The case was returned to the civil court through the 50-page decision.
In a press release from the American Civil Liberties Union of Vermont, staff attorney Lia Ernst, who argued the case in May, called the decision a “major victory for all Vermonters, but especially for Vermonters of color like … Zullo.”
“Police have had enormous discretion to stop and search motorists, including for erroneous or pretextual reasons and on the basis of implicit or explicit bias. In ruling that police can be liable for such acts, this decision sends a clear message — no one is above the law, and if police make bad stops, they can and will be held accountable,” Ernst said.
Charity Clark, chief of staff at the Vermont attorney general’s office, said Friday afternoon that based on the length of the decision, her office was “reviewing it to decide how to best proceed from here.”
While the decision found Zullo could seek damages from the state, Zullo will not be able to directly allege racial discrimination according to a footnote.
“The state notes in its brief that (Zullo) did not make an equal protection claim or allege racial discrimination in its complaint.
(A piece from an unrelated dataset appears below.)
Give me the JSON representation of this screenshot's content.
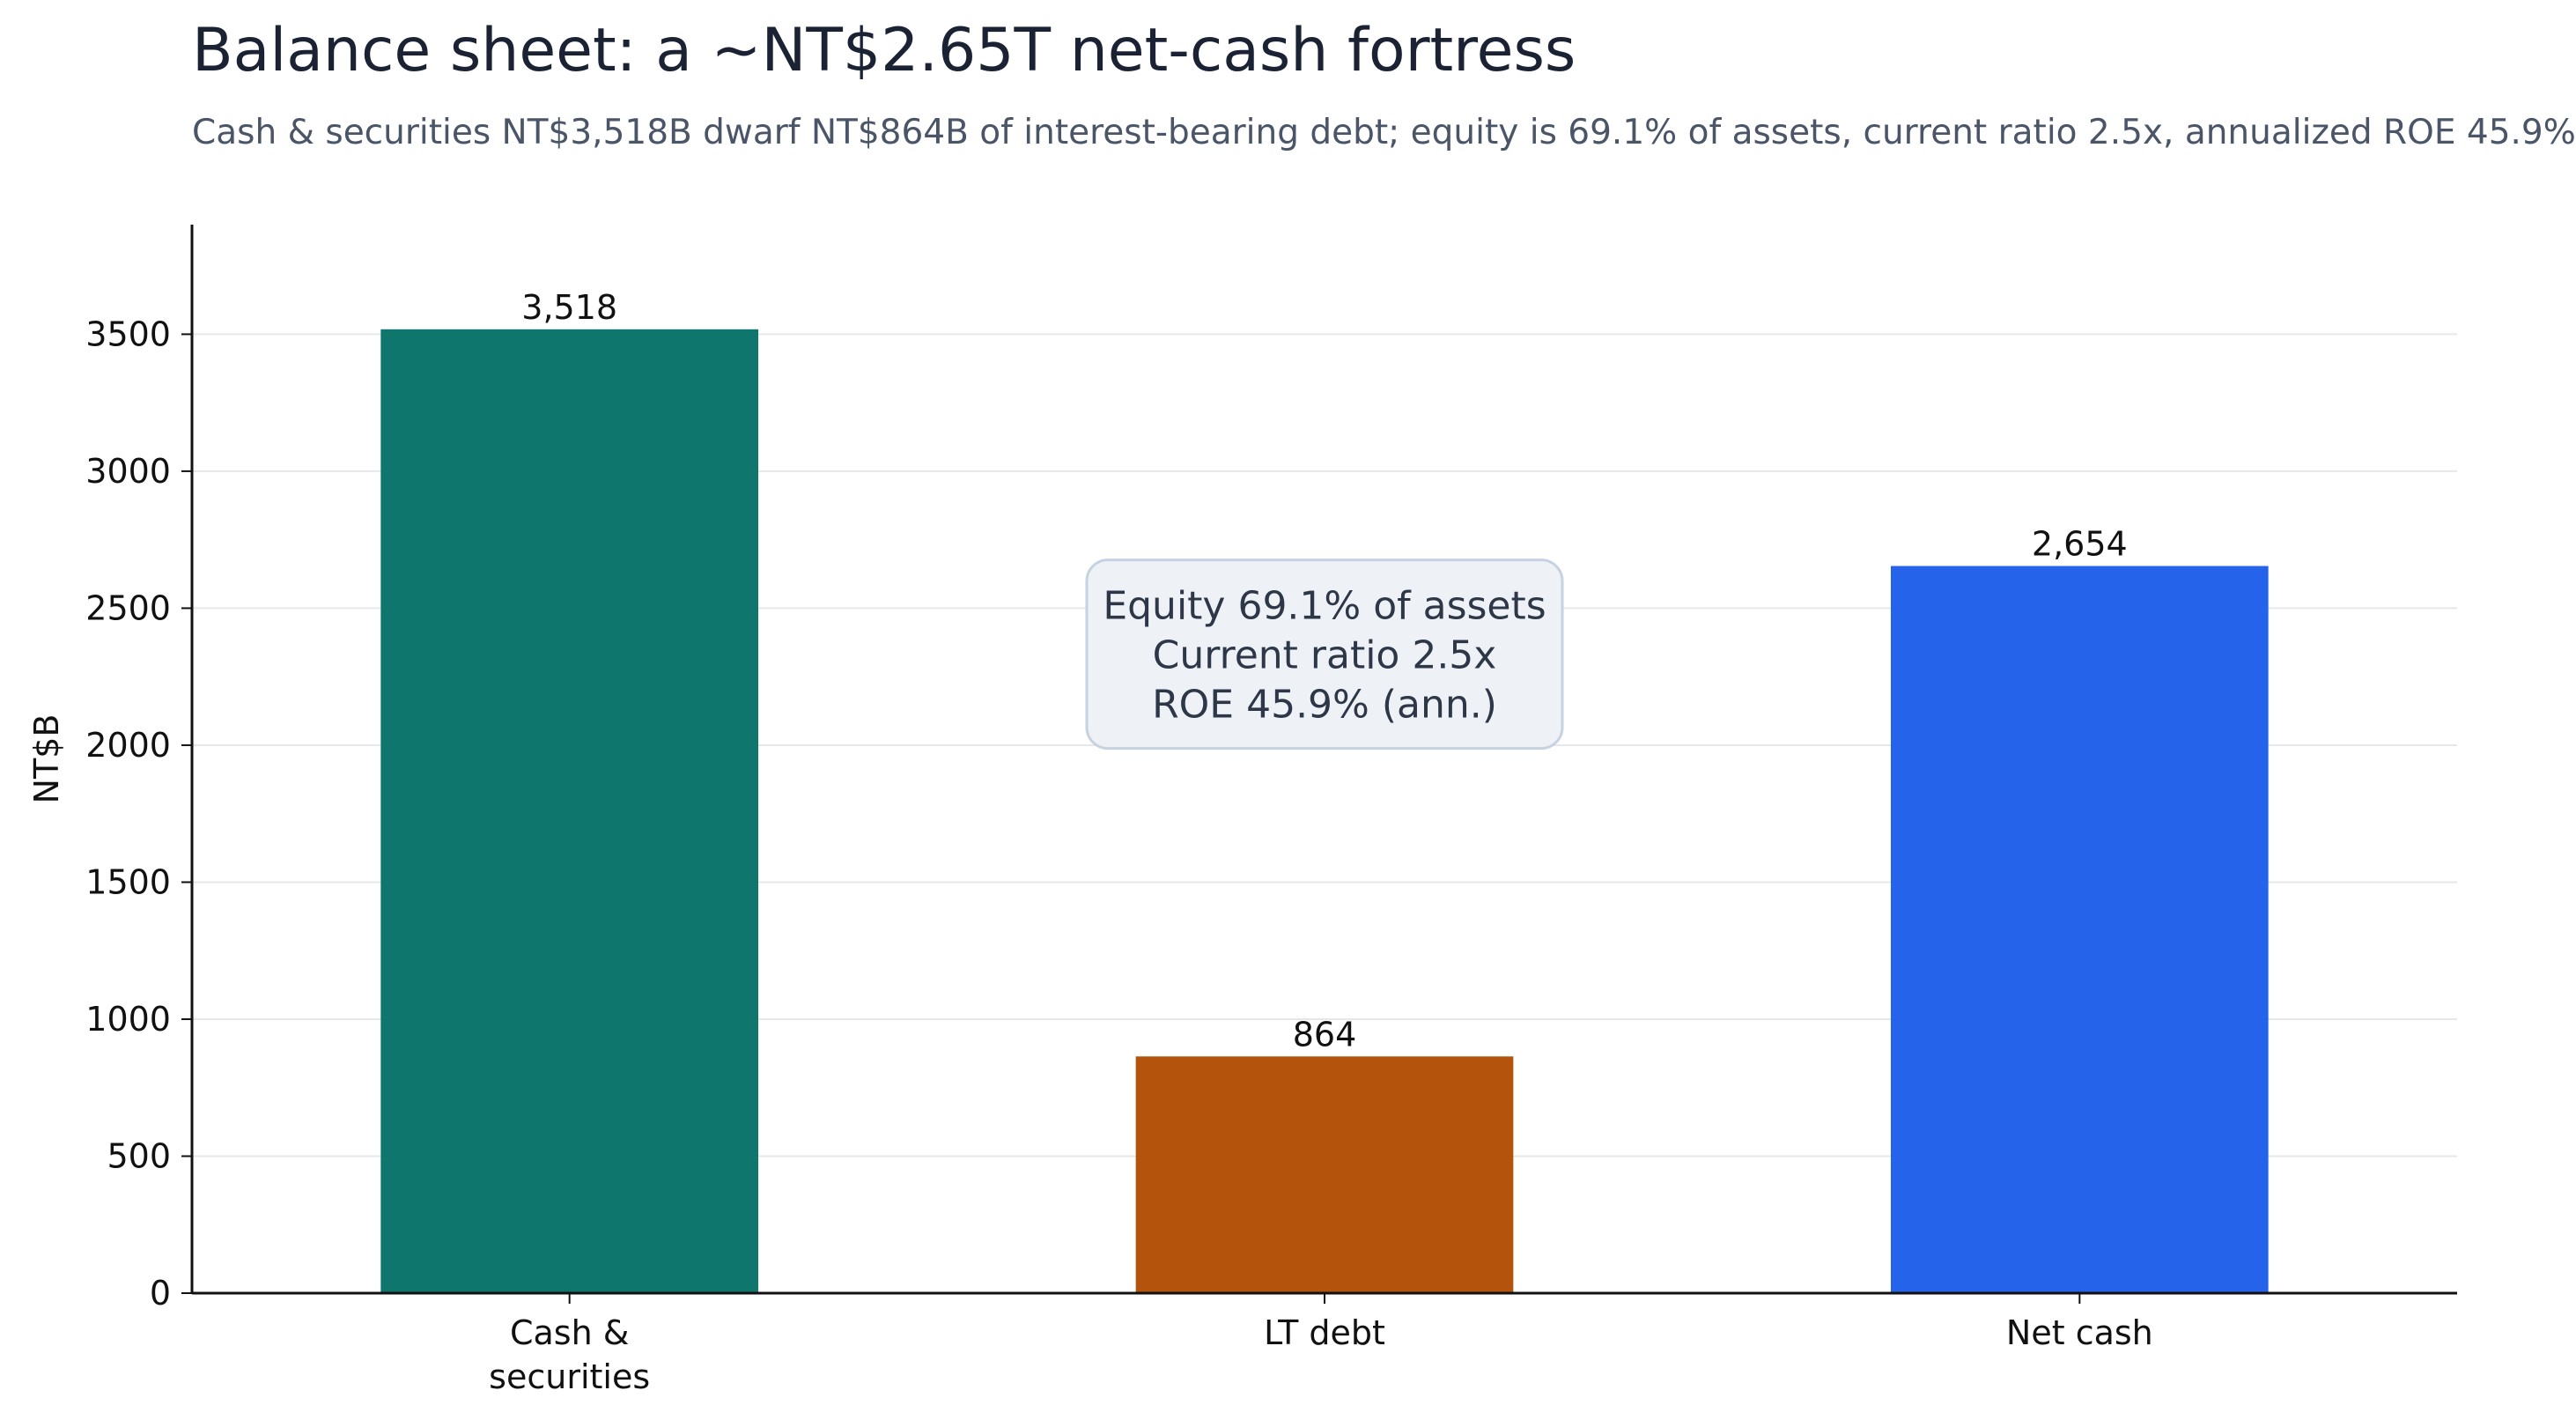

Although (Zullo) has consistently suggested throughout these proceedings that Trooper Hatch’s stated reasons for his actions were driven by implicit discriminatory bias, he has made no equal protection claim under the Common Benefits Clause and cannot do so on remand. He may, however, in the context of his Article 11 claim, seek to demonstrate that he can produce evidence in which a factfinder could find malice in the form of discriminatory bias, which is one of the elements established in this opinion for such a claim,” Eaton wrote.
There were no dissenting opinions to the decision.
Restoring the civil suit, the high court rejected a suggestion from the Vermont attorney general’s office that administrative action against a police officer could be a remedy for someone whose rights were violated.
“If that were the case, no damages claim would ever lie against a public official. Even if a confidential internal affairs investigation resulted in some disciplinary action against a law enforcement officer … it would offer no remedy to individuals deprived of their constitutional rights, other than the knowledge that the offending officer may or may not have been disciplined, which may or may not result in others being spared a similar deprivation of their rights,” Eaton wrote.
The decision upholds qualified immunity for police officers in many cases even though the court found the circumstances in the Zullo case to be an illegal stop.
“On a daily basis, law enforcement officers must make numerous decisions on how to handle interactions with citizens, particularly motorists. Even with liability falling on the State rather than the individual officer, a rule that exposes the state to a potential civil damages suit following every roadside stop, or whenever a motion to suppress is granted, could inhibit law-enforcement officers from taking some effective and constitutionally permissible actions in pursuit of public safety. This would not be an appropriate result,” Eaton wrote.